Uma via para a ultrapassar foi aberta com a conclusão do acordo de cessar-fogo no sudeste da Ucrânia na base de iniciativas dos presidentes Petro Porochenko e Vladimir Putin. Com a participação de representantes de Kiev, de Donetsk, de Lougansk, da OSCE e da Rússia, estão quase decididas as modalidades práticas coerentes destes acordos, incluindo a separação das partes, o afastamento de armas pesadas das forças militares ucranianas e da organização da vigilância da OSCE. A Rússia está pronta a continuar a ajudar activamente a fazer avançar a regulação política no quadro do processo de Minsk, que já deu provas, e no quadro de outros formatos. Mas deve ser claro que o fazemos em nome da paz, da tranquilidade e do bem-estar do povo ucraniano e não para satisfazer ambições de ninguém.

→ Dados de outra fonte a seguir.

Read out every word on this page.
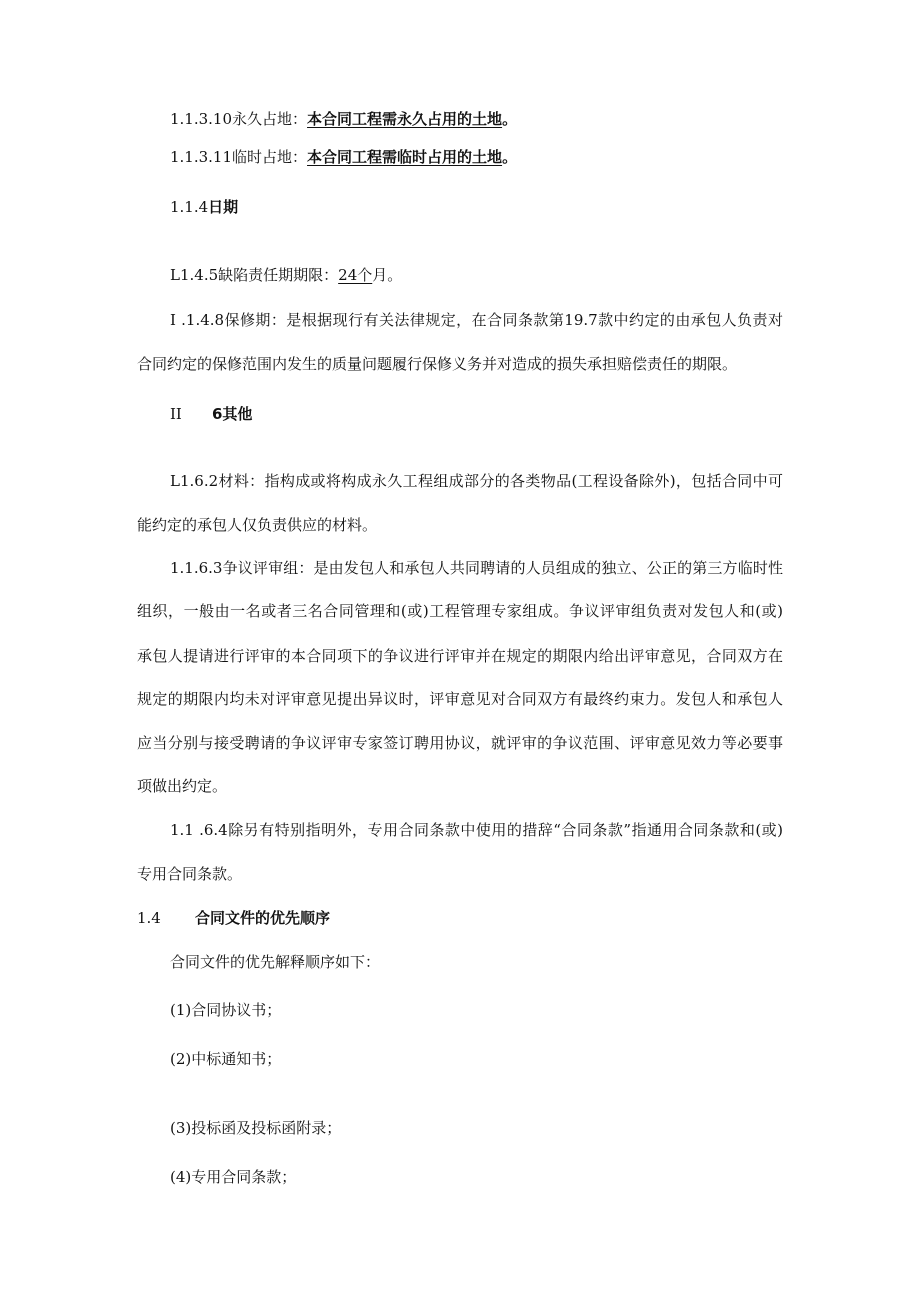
1.1.3.10永久占地：本合同工程需永久占用的土地。
1.1.3.11临时占地：本合同工程需临时占用的土地。
1.1.4日期
L1.4.5缺陷责任期期限：24个月。
I .1.4.8保修期：是根据现行有关法律规定，在合同条款第19.7款中约定的由承包人负责对
合同约定的保修范围内发生的质量问题履行保修义务并对造成的损失承担赔偿责任的期限。
II 6其他
L1.6.2材料：指构成或将构成永久工程组成部分的各类物品(工程设备除外)，包括合同中可
能约定的承包人仅负责供应的材料。
1.1.6.3争议评审组：是由发包人和承包人共同聘请的人员组成的独立、公正的第三方临时性
组织，一般由一名或者三名合同管理和(或)工程管理专家组成。争议评审组负责对发包人和(或)
承包人提请进行评审的本合同项下的争议进行评审并在规定的期限内给出评审意见，合同双方在
规定的期限内均未对评审意见提出异议时，评审意见对合同双方有最终约束力。发包人和承包人
应当分别与接受聘请的争议评审专家签订聘用协议，就评审的争议范围、评审意见效力等必要事
项做出约定。
1.1 .6.4除另有特别指明外，专用合同条款中使用的措辞“合同条款”指通用合同条款和(或)
专用合同条款。
1.4 合同文件的优先顺序
合同文件的优先解释顺序如下：
(1)合同协议书；
(2)中标通知书；
(3)投标函及投标函附录；
(4)专用合同条款；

As tentativas de fazer pressão sobre a Rússia, de a obrigar a renunciar aos seus valores, à verdade e à justiça, não terão qualquer efeito.

Permito-me recordar alguns factos históricos não muito antigos. Como condição para o restabelecimento das relações diplomáticas com a União Soviética em 1933, o governo dos Estados Unidos exigiu a Moscovo garantias de não-ingerência nos assuntos interinos dos Estados Unidos e o compromisso de evitar toda a acção visando modificar a estrutura política e social da América. Na época, Washington desconfiava do vírus revolucionário, e essas garantias foram dadas nas relações entre a América e a União Soviética na base da reciprocidade. Talvez fosse bom voltar a esta questão e de reproduzir a exigência do governo americano da época, à escala universal. Porque não adoptar uma declaração da Assembleia-Geral sobre a inadmissibilidade da ingerência nos assuntos internos dos Estados soberanos, sobre o não reconhecimento desses golpes de estado como método de mudança de poder? Está na hora de excluir completamente das relações internacionais as tentativas de pressão ilegais de alguns países sobre outros. O exemplo do embargo americano contra Cuba demonstra de forma evidente o absurdo e contra-produtividade das sanções unilaterais.
A política dos ultimatos, a filosofia da superioridade e a da dominação não respondem às exigências do século XXI. Entram em conflito com os processos objectivos de formação de uma ordem mundial democrática multipolar.

A Rússia propõe uma ordem do dia federativa e positiva. Sempre estivemos e estaremos abertos ao diálogo sobre os assuntos mais difíceis, por mais insolúveis que possam parecer. Estamos prontos a aceitar compromissos e o equilíbrio dos interesses, uma mudança de concessões, mas só se o diálogo for honesto, respeitoso e equitativo.

Os acordos de Minsk de 5 e 19 de Setembro sobre as vias de saída da crise ucraniana, o compromisso sobre o retardamento da entrada em vigor do acordo de associação entre Kiev e a União Europeia são bons exemplos a seguir, assim como a vontade enfim declarada de Bruxelas de iniciar negociações sobre uma zona de livre-troca entre a União Europeia e a União Aduaneira da Rússia, da Bielorrússia e do Cazaquistão, tal como foi proposto pelo presidente Vladimir Putin em Janeiro deste ano.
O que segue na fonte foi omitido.